In recent years, Uganda had been relatively spared from terrorist attacks. “But ADF cells, even dormant, have always been present in the country”, says security analyst David Egesa. “The majority of recruitments come from the districts of Kasese and Bundibugyo [dans l’ouest de l’Ouganda], stronghold of the ADF in the 1990s, but also around Kampala. The suspects arrested in recent months have moreover names originating in the region of the capital ”, underlines Ignatius Bahizi.

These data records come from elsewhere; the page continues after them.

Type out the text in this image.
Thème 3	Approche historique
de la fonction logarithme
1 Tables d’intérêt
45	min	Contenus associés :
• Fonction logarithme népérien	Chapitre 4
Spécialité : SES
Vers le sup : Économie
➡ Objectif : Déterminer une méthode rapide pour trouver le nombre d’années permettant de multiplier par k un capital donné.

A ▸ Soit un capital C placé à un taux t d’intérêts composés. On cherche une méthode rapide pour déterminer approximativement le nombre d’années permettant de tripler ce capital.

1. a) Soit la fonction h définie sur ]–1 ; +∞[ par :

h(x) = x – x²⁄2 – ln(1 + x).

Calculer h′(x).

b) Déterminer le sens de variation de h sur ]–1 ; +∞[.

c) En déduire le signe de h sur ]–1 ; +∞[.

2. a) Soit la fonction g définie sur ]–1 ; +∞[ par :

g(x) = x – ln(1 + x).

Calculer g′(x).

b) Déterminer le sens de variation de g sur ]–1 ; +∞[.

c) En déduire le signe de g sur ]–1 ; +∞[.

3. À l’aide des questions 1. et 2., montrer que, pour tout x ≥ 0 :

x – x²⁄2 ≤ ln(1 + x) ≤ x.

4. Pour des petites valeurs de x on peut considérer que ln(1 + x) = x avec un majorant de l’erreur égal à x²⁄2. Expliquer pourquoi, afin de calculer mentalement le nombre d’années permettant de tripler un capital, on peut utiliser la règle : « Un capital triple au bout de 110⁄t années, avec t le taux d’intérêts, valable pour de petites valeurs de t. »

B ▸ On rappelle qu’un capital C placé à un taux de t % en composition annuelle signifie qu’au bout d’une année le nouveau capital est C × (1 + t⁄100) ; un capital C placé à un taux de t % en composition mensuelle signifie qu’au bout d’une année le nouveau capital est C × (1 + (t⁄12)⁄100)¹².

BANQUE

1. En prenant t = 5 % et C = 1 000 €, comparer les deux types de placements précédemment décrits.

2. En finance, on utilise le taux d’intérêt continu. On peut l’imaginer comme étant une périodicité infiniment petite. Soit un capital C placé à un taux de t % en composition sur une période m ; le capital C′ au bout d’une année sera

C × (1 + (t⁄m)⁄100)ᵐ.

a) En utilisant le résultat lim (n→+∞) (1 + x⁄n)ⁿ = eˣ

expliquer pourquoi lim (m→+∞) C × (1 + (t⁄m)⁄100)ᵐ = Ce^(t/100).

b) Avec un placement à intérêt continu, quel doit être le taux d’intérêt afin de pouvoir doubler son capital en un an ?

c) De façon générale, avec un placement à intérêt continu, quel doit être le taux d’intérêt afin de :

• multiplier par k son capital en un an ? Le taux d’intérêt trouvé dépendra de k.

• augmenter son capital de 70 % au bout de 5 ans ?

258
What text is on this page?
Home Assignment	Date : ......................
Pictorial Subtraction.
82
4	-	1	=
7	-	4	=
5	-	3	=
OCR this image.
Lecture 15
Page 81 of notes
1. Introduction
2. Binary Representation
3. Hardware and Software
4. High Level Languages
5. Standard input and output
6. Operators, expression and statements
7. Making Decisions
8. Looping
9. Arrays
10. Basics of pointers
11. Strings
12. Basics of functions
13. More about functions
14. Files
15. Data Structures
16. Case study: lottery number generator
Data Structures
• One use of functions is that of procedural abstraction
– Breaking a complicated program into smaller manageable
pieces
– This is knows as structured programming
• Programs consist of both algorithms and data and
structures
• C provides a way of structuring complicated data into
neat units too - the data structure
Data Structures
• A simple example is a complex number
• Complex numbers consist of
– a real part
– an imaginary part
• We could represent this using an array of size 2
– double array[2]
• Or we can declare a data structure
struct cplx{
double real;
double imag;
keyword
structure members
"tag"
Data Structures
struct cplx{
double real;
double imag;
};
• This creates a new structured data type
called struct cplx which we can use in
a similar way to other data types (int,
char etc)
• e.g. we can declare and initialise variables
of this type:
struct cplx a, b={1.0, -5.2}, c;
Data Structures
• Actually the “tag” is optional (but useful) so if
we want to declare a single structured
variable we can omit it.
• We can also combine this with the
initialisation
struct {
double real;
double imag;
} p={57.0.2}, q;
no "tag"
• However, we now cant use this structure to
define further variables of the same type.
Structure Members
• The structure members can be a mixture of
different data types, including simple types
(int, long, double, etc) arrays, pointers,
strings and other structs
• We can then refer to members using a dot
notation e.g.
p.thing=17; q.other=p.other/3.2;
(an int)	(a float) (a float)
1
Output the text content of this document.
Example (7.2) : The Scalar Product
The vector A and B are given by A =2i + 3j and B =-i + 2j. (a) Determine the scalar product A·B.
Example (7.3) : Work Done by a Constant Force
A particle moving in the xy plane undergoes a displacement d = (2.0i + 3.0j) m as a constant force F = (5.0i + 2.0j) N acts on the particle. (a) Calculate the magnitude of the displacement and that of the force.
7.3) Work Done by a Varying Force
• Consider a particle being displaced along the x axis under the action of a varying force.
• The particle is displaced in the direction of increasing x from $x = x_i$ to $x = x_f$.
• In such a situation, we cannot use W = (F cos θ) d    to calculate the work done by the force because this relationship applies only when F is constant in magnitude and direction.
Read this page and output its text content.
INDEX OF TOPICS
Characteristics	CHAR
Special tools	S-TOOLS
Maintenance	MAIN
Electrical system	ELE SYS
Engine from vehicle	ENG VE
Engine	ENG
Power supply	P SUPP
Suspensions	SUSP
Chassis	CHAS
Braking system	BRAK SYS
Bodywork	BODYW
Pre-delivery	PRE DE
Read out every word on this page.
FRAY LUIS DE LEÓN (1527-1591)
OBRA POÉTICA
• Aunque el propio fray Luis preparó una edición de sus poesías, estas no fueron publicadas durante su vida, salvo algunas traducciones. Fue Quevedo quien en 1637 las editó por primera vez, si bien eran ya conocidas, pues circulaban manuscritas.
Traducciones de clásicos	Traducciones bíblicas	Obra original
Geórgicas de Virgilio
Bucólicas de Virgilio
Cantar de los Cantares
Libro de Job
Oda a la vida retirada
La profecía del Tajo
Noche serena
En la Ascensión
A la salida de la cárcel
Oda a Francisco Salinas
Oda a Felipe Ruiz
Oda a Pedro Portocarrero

The increase in recruitments noted by the police is confirmed by David Esega. But, according to the analyst, they do not reflect religious radicalization. “Young people join these groups out of social distress, because of an even more difficult economic context since the Covid-19”, says the researcher.

How many ADFs are there today and what means do they have? The question is for the moment impossible to decide. Police spokesman Fred Enanga said the explosives used on Saturday and Monday were extremely sketchy. In addition, these attacks targeted easily accessible sites, “Which reveals the work of a rather rudimentary group”. Nevertheless, ” we think that [les terroristes] could pursue a larger plan and carry out a major attack ”, warned the police spokesperson.